I feel almost naive to admit that I was a little shocked by the lack of conservation values amongst the Rugged Coast crew. At one point in their journey through the labyrinth, the anchor is stuck under a section of reef. The anchor is simply hauled up until it smashes through the coral. We are shown the underwater perspective and it's not insignificant damage. There's a constant juxtaposition between a genuine love for the ocean environment and an overarching carelessness. We see one of the girls shoot a spear right through a large reef fish for their dinner - practical certainly, but still enough to cause a child of the nineties to wince a little - to which the voice-over guy just chuckles and glibly states "They make it all look so easy". Later on Ben and the girls go on a field-trip to a colony of gannets located on a tiny, isolated island where they proceed to tease the young chicks and generally disrupt the nesting adults. Maybe I should just chuckle along and look nostalgically back at a golden era when you could hassle marine life for kicks and no one would think less of you. (Cropp has been hailed in recent years for his conservation efforts, so perhaps it was just a product of its time.)

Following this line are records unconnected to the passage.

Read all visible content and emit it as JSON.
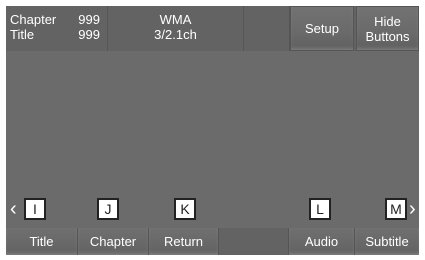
{
  "info": {
    "chapter_label": "Chapter",
    "chapter_value": "999",
    "title_label": "Title",
    "title_value": "999"
  },
  "audio_format": {
    "codec": "WMA",
    "channels": "3/2.1ch"
  },
  "top_buttons": {
    "setup": "Setup",
    "hide_line1": "Hide",
    "hide_line2": "Buttons"
  },
  "keys": {
    "i": "I",
    "j": "J",
    "k": "K",
    "l": "L",
    "m": "M",
    "prev_arrow": "‹",
    "next_arrow": "›"
  },
  "bottom_buttons": {
    "title": "Title",
    "chapter": "Chapter",
    "return": "Return",
    "audio": "Audio",
    "subtitle": "Subtitle"
  }
}
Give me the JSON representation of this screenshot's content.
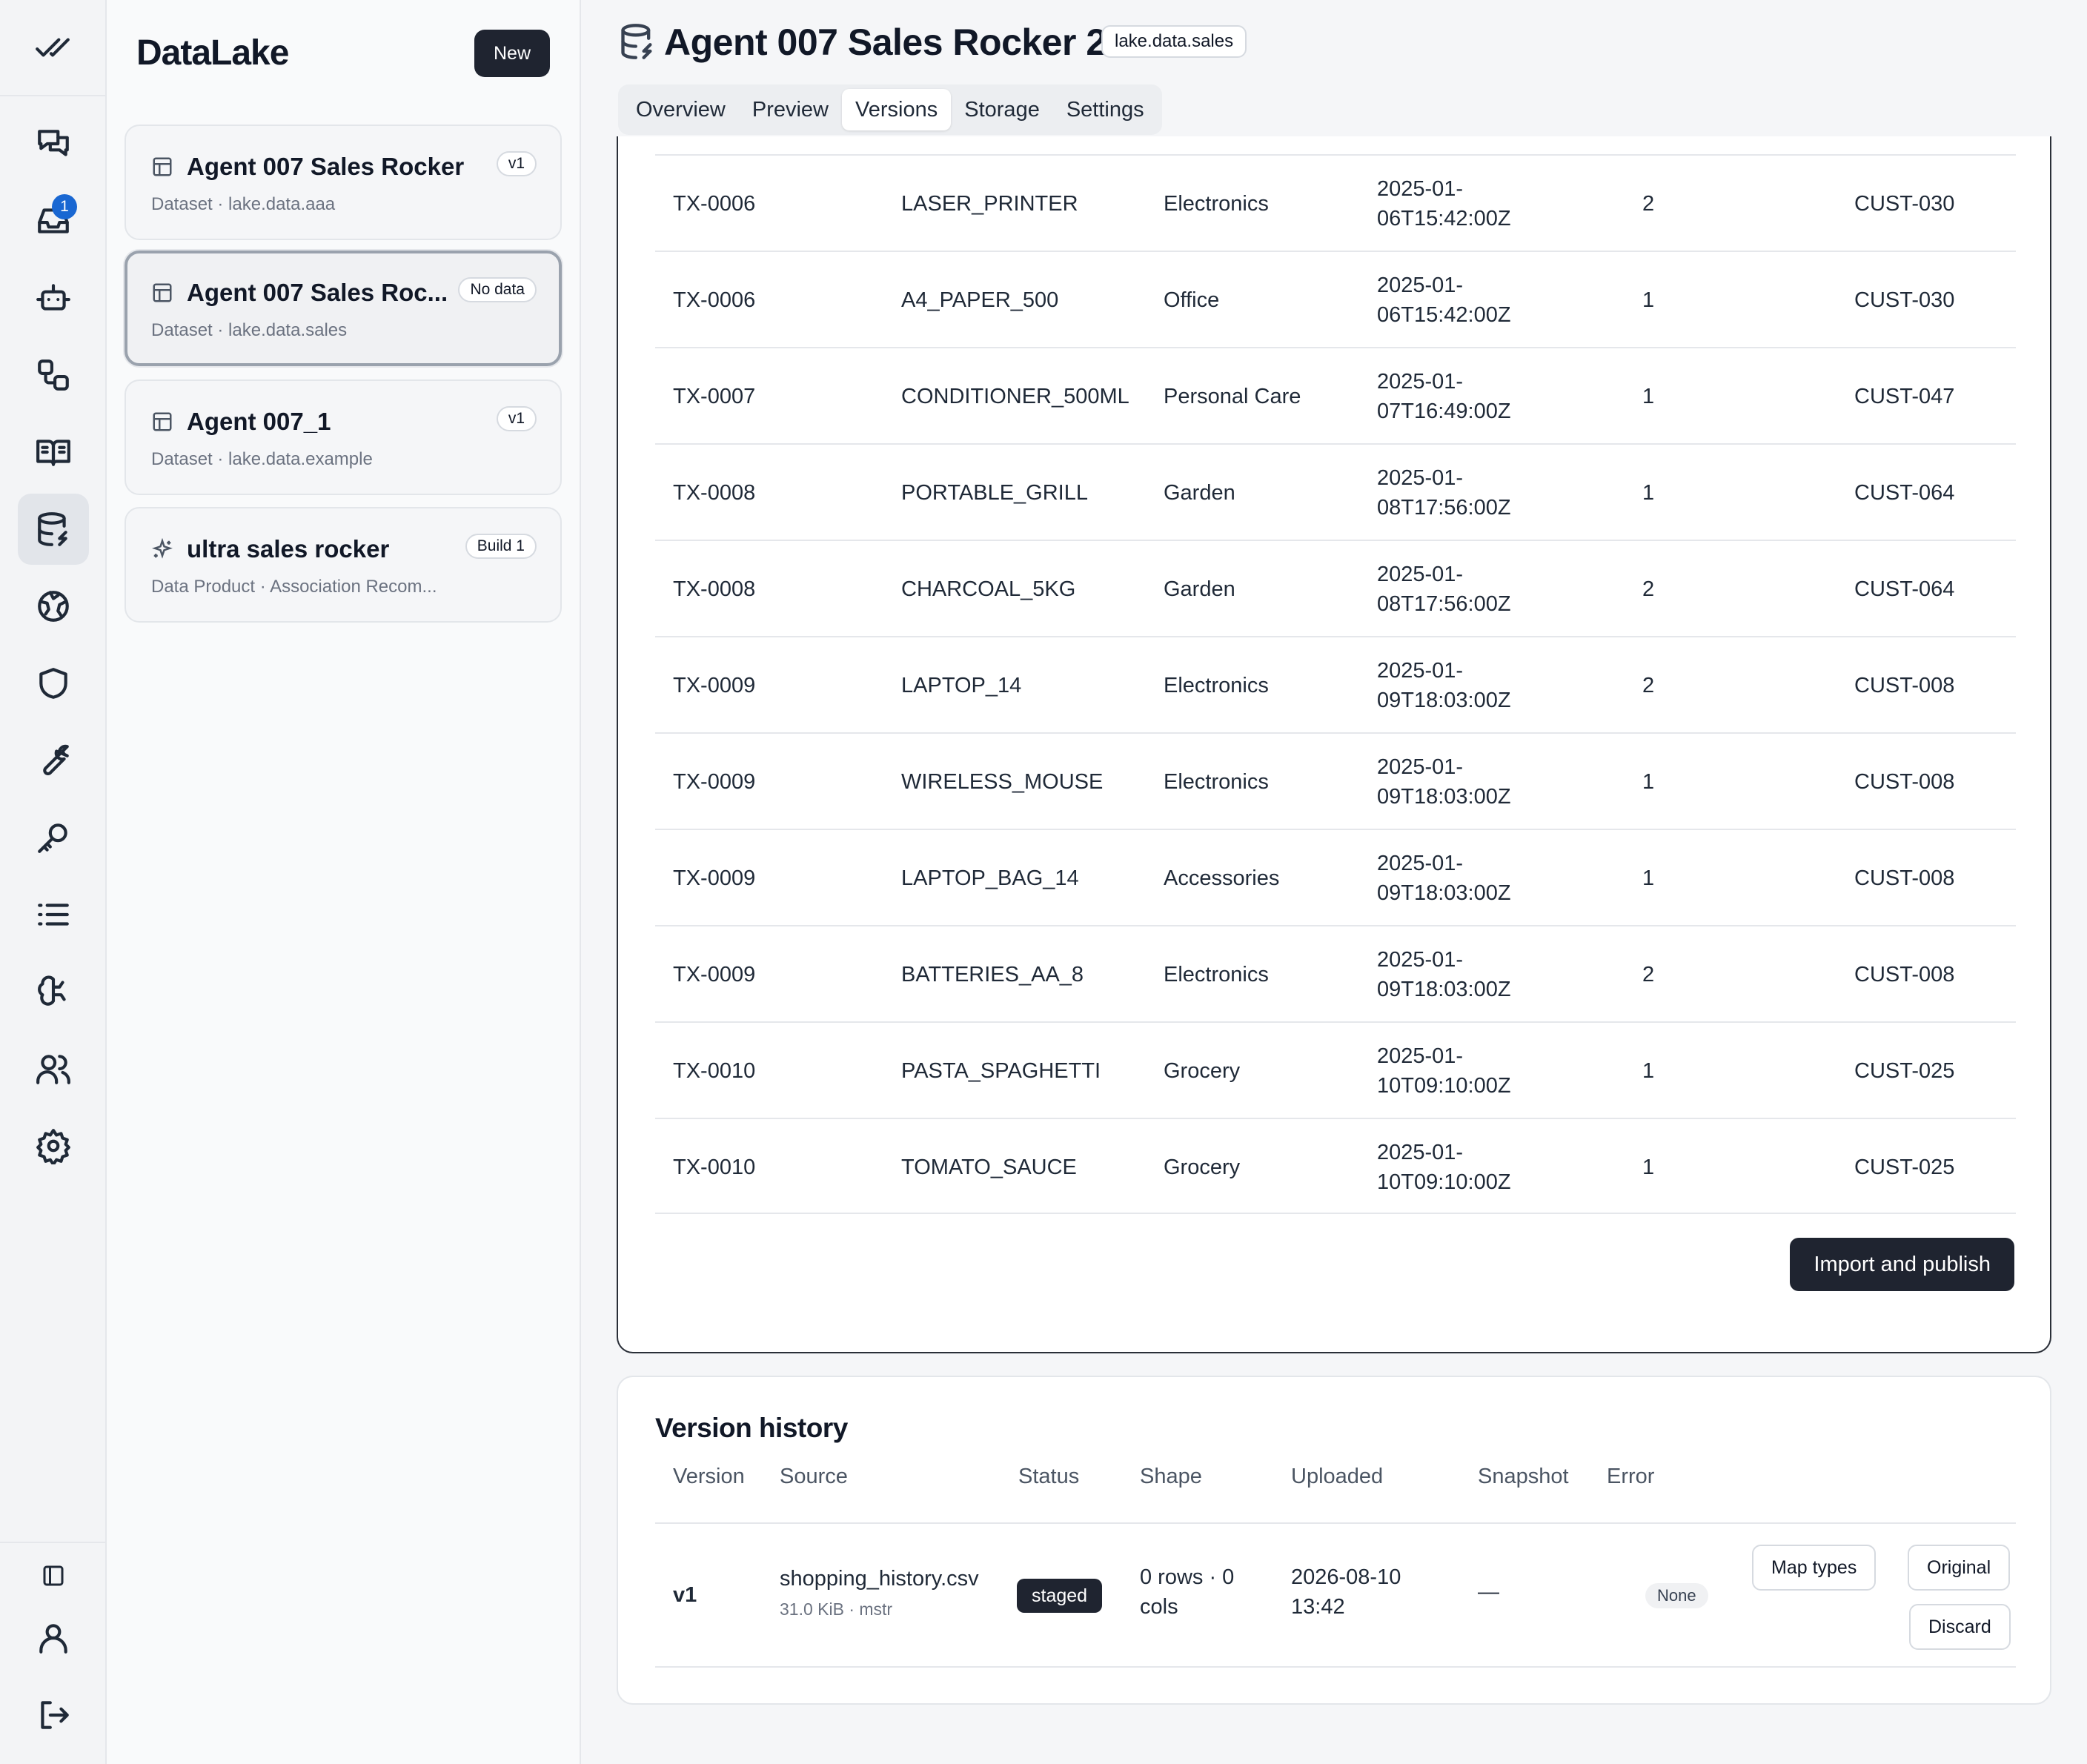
{
  "rail": {
    "top_icon": "double-check-icon",
    "items": [
      {
        "icon": "chat-icon"
      },
      {
        "icon": "inbox-icon",
        "badge": "1"
      },
      {
        "icon": "robot-icon"
      },
      {
        "icon": "workflow-icon"
      },
      {
        "icon": "book-icon"
      },
      {
        "icon": "database-icon",
        "active": true
      },
      {
        "icon": "globe-icon"
      },
      {
        "icon": "shield-icon"
      },
      {
        "icon": "wrench-icon"
      },
      {
        "icon": "key-icon"
      },
      {
        "icon": "list-icon"
      },
      {
        "icon": "brain-icon"
      },
      {
        "icon": "users-icon"
      },
      {
        "icon": "gear-icon"
      }
    ],
    "bottom": [
      {
        "icon": "sidebar-toggle-icon"
      },
      {
        "icon": "user-icon"
      },
      {
        "icon": "logout-icon"
      }
    ]
  },
  "panel": {
    "brand": "DataLake",
    "new_label": "New",
    "cards": [
      {
        "title": "Agent 007 Sales Rocker",
        "subtitle": "Dataset · lake.data.aaa",
        "badge": "v1",
        "icon": "table-icon"
      },
      {
        "title": "Agent 007 Sales Roc...",
        "subtitle": "Dataset · lake.data.sales",
        "badge": "No data",
        "icon": "table-icon",
        "selected": true
      },
      {
        "title": "Agent 007_1",
        "subtitle": "Dataset · lake.data.example",
        "badge": "v1",
        "icon": "table-icon"
      },
      {
        "title": "ultra sales rocker",
        "subtitle": "Data Product · Association Recom...",
        "badge": "Build 1",
        "icon": "sparkles-icon"
      }
    ]
  },
  "header": {
    "title": "Agent 007 Sales Rocker 2",
    "namespace": "lake.data.sales",
    "tabs": [
      "Overview",
      "Preview",
      "Versions",
      "Storage",
      "Settings"
    ],
    "active_tab": "Versions"
  },
  "preview": {
    "rows": [
      [
        "TX-0006",
        "LASER_PRINTER",
        "Electronics",
        "2025-01-06T15:42:00Z",
        "2",
        "CUST-030"
      ],
      [
        "TX-0006",
        "A4_PAPER_500",
        "Office",
        "2025-01-06T15:42:00Z",
        "1",
        "CUST-030"
      ],
      [
        "TX-0007",
        "CONDITIONER_500ML",
        "Personal Care",
        "2025-01-07T16:49:00Z",
        "1",
        "CUST-047"
      ],
      [
        "TX-0008",
        "PORTABLE_GRILL",
        "Garden",
        "2025-01-08T17:56:00Z",
        "1",
        "CUST-064"
      ],
      [
        "TX-0008",
        "CHARCOAL_5KG",
        "Garden",
        "2025-01-08T17:56:00Z",
        "2",
        "CUST-064"
      ],
      [
        "TX-0009",
        "LAPTOP_14",
        "Electronics",
        "2025-01-09T18:03:00Z",
        "2",
        "CUST-008"
      ],
      [
        "TX-0009",
        "WIRELESS_MOUSE",
        "Electronics",
        "2025-01-09T18:03:00Z",
        "1",
        "CUST-008"
      ],
      [
        "TX-0009",
        "LAPTOP_BAG_14",
        "Accessories",
        "2025-01-09T18:03:00Z",
        "1",
        "CUST-008"
      ],
      [
        "TX-0009",
        "BATTERIES_AA_8",
        "Electronics",
        "2025-01-09T18:03:00Z",
        "2",
        "CUST-008"
      ],
      [
        "TX-0010",
        "PASTA_SPAGHETTI",
        "Grocery",
        "2025-01-10T09:10:00Z",
        "1",
        "CUST-025"
      ],
      [
        "TX-0010",
        "TOMATO_SAUCE",
        "Grocery",
        "2025-01-10T09:10:00Z",
        "1",
        "CUST-025"
      ]
    ],
    "import_label": "Import and publish"
  },
  "version_history": {
    "title": "Version history",
    "headers": {
      "version": "Version",
      "source": "Source",
      "status": "Status",
      "shape": "Shape",
      "uploaded": "Uploaded",
      "snapshot": "Snapshot",
      "error": "Error"
    },
    "row": {
      "version": "v1",
      "source": "shopping_history.csv",
      "source_meta": "31.0 KiB · mstr",
      "status": "staged",
      "shape_line1": "0 rows · 0",
      "shape_line2": "cols",
      "uploaded_line1": "2026-08-10",
      "uploaded_line2": "13:42",
      "snapshot": "—",
      "error": "None"
    },
    "actions": {
      "map_types": "Map types",
      "original": "Original",
      "discard": "Discard"
    }
  }
}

If any of this sounds interesting, you'll be happy to know that even if you miss this show on its late-night broadcast, you can actually contact Ben Cropp through his website and get VHS tapes and DVDs of his many documentaries - and he'll even sign them! Unfortunately, he isn't offering this particular series for sale, but you'll be happy to know that I'm going to start taping them every week from know on and I'm more than happy to furnish you with a copy (signed, obviously).